Hawkeye takes the situation seriously, and demands he be the one to look after the young man, while blaming himself for the circumstances of Radar’s injury. Consequently, he ties one on after surgery, and makes a poor showing of himself in the O.R. the next day.

Radar isn’t disappointed that he was injured, he’s upset with Hawkeye for having to leave the O.R.for being sick and hungover.

Conflict arises in their once balanced friendship, as Radar realises Hawkeye may be a helluva surgeon, but he’s also human, and makes mistakes, and Hawkeye feels horrible about what happened to his friend.

Happily, it gets sorted by episode’s end, and Radar gets to see Hawk in a different way… as a regular, flawed human being.

Lasy Laugh featues the wonderful James Cromwell in an episode written by James Fritzell and Everett Greenbaum. It first aired on 4 October, 1977.

Leo Bardonaro (Cromwell) makes a quick pitstop in the 4077th on his way back to the States to see his old friend, B.J. Leo served as B.J.’s best man, they’ve known each other for years, and have a history of practical joking.

They pull fast ones on each other, and as a parting gift, Leo has framed B.J. for a disturbance in a Seoul hotel that ended up causing a general (Robert Karnes) some embarassment and consternation. Potter (Harry Morgan) and Hawk join B.J. in proving his innocence, but the surgeon is determined to have the last laugh on his old friend.

Will Leo get out of the country and back home? Will B.J. end up in the stockade after all?

This is just a light, and enjoyable episode, that features a fantastic guest star, and is just a lot of fun to watch as the pranks play out.

War of Nerves is Alda’s second entry this week. Sidney Freedman (Allan Arbus) ends up back in the camp in this episode from 11 October, 1977.

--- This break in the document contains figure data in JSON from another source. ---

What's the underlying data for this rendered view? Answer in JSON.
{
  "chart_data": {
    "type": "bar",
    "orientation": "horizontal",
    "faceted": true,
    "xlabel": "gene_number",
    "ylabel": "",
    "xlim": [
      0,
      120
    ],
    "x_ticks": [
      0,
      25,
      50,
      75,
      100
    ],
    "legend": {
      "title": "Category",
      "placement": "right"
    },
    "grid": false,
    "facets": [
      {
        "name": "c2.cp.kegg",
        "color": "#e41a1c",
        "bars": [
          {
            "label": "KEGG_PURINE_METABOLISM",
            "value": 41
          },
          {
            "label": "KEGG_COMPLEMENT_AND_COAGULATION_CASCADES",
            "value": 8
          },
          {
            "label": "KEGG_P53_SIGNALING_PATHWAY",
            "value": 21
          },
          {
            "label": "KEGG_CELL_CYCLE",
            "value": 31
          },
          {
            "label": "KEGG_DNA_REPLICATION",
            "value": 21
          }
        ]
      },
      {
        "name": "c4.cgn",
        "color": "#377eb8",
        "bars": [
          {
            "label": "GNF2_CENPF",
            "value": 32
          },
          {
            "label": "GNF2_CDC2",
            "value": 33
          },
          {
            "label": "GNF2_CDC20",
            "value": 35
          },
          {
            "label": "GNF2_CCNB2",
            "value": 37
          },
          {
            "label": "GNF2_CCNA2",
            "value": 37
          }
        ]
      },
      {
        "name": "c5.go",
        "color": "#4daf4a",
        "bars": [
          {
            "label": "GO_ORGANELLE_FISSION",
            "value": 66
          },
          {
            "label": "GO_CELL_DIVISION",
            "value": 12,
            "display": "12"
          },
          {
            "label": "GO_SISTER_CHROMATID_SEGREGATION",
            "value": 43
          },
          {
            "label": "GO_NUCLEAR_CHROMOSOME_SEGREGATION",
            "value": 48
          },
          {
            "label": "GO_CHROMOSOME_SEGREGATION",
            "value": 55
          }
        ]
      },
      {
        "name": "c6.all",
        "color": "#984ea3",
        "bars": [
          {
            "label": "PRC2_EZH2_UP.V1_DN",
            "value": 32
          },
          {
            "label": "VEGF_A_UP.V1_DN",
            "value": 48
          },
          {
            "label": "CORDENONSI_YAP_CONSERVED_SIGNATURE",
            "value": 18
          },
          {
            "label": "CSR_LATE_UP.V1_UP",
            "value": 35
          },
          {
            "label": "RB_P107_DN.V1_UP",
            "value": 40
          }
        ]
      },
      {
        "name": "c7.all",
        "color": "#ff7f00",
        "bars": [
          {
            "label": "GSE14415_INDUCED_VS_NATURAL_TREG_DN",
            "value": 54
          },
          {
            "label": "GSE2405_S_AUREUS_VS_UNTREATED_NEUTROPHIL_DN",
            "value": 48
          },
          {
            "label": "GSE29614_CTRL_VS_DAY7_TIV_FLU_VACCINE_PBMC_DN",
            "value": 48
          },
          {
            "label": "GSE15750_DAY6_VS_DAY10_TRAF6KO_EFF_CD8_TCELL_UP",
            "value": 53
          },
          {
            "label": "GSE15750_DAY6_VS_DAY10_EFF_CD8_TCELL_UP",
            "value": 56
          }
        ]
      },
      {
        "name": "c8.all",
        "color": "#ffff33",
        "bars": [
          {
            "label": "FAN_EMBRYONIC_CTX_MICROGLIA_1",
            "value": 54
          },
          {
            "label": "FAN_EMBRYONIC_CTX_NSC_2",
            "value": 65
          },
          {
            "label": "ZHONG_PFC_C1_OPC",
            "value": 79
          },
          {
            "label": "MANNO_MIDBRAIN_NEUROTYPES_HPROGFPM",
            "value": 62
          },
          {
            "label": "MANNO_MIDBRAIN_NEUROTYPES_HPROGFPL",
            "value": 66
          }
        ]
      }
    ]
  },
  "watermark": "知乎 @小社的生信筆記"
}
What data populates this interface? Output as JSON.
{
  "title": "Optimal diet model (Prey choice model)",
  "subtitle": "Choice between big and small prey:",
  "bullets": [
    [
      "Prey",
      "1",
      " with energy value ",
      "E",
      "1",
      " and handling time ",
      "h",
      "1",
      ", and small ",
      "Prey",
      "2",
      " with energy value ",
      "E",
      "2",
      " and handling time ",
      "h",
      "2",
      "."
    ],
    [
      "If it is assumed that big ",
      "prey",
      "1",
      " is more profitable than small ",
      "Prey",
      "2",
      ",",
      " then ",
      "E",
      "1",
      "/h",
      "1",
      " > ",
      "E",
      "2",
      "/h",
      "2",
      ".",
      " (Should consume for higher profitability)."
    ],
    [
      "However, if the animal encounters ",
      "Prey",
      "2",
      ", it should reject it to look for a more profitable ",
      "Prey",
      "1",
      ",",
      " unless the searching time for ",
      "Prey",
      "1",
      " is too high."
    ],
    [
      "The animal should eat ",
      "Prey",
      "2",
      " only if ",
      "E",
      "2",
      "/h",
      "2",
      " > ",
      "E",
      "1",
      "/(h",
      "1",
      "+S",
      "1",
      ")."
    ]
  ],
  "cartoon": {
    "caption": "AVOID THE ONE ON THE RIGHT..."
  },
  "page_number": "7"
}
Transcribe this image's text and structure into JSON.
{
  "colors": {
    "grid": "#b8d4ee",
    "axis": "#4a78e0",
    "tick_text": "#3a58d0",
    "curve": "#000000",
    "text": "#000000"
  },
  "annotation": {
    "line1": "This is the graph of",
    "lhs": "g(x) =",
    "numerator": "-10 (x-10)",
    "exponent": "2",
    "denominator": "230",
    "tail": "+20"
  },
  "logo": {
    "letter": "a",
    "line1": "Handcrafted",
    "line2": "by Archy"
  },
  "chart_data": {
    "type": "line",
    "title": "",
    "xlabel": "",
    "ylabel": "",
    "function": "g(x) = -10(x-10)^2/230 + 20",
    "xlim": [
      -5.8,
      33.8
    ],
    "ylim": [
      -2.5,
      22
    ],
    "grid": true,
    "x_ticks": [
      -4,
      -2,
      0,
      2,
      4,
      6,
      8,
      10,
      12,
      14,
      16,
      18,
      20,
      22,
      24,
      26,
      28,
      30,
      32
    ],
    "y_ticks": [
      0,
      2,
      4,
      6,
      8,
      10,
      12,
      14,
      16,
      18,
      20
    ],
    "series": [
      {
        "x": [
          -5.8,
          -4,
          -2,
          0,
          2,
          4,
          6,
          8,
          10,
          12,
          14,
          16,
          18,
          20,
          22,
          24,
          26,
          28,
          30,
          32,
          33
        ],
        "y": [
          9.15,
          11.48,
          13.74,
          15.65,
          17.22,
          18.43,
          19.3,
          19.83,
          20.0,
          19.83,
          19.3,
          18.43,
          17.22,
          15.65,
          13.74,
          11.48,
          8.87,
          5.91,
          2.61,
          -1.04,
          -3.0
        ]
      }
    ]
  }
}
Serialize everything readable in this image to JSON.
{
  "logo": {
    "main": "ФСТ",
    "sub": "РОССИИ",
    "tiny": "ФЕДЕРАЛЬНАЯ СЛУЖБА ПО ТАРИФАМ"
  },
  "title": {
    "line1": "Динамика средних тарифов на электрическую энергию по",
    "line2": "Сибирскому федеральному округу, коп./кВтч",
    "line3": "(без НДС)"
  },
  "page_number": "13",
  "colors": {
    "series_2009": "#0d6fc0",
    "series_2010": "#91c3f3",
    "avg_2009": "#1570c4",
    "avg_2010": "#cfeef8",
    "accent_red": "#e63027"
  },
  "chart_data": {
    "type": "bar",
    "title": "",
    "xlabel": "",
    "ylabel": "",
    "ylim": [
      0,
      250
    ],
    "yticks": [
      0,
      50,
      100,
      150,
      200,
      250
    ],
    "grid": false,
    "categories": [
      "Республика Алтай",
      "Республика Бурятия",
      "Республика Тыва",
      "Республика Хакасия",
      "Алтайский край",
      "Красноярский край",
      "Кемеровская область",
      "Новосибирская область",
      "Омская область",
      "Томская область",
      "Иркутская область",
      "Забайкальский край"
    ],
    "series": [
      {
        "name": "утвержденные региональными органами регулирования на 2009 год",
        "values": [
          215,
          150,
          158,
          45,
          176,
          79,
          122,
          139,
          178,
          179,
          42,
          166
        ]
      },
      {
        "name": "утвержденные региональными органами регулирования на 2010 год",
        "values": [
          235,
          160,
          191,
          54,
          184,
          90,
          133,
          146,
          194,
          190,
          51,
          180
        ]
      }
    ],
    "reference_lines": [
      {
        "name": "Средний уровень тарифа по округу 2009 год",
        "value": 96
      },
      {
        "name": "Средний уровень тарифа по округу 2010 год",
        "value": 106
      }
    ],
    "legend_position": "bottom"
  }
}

He was at the front trying to help a young soldier, Tom (Micheal O’Keefe) get back into the fight, but the young man blames Sidney for his injuries and for forcing him back to the front. Sidney’s timing at the camp couldn’t have been more fortuitous because tempers are flaring, everyone seems to be at one another’s throats, and if they don’t find a release soon, things may go badly for everyone.

Klinger (Jamie Farr) reveals that he’s afraid he may really be going crazy instead of just trying for a Section 8, Margaret (Loretta Swit) who had a getaway of her own last episode to see her husband, is constantly arguing with Winchester (David Ogden Stiers) and there’s even some static between Mike and B.J.

Finally there’s a release at the end of the episode as a huge bonfire is lit, and the camp celebrates the cathartic release as they throw things on the ever growing blaze, which symbolically allows them to get rid of their problems, if just for the moment.

Alda has a talent for storytelling, and pulling back some of the layers of the characters, making this more than just a funny show but giving them real depth as they face the horrors of war week in and week out at the 4077th.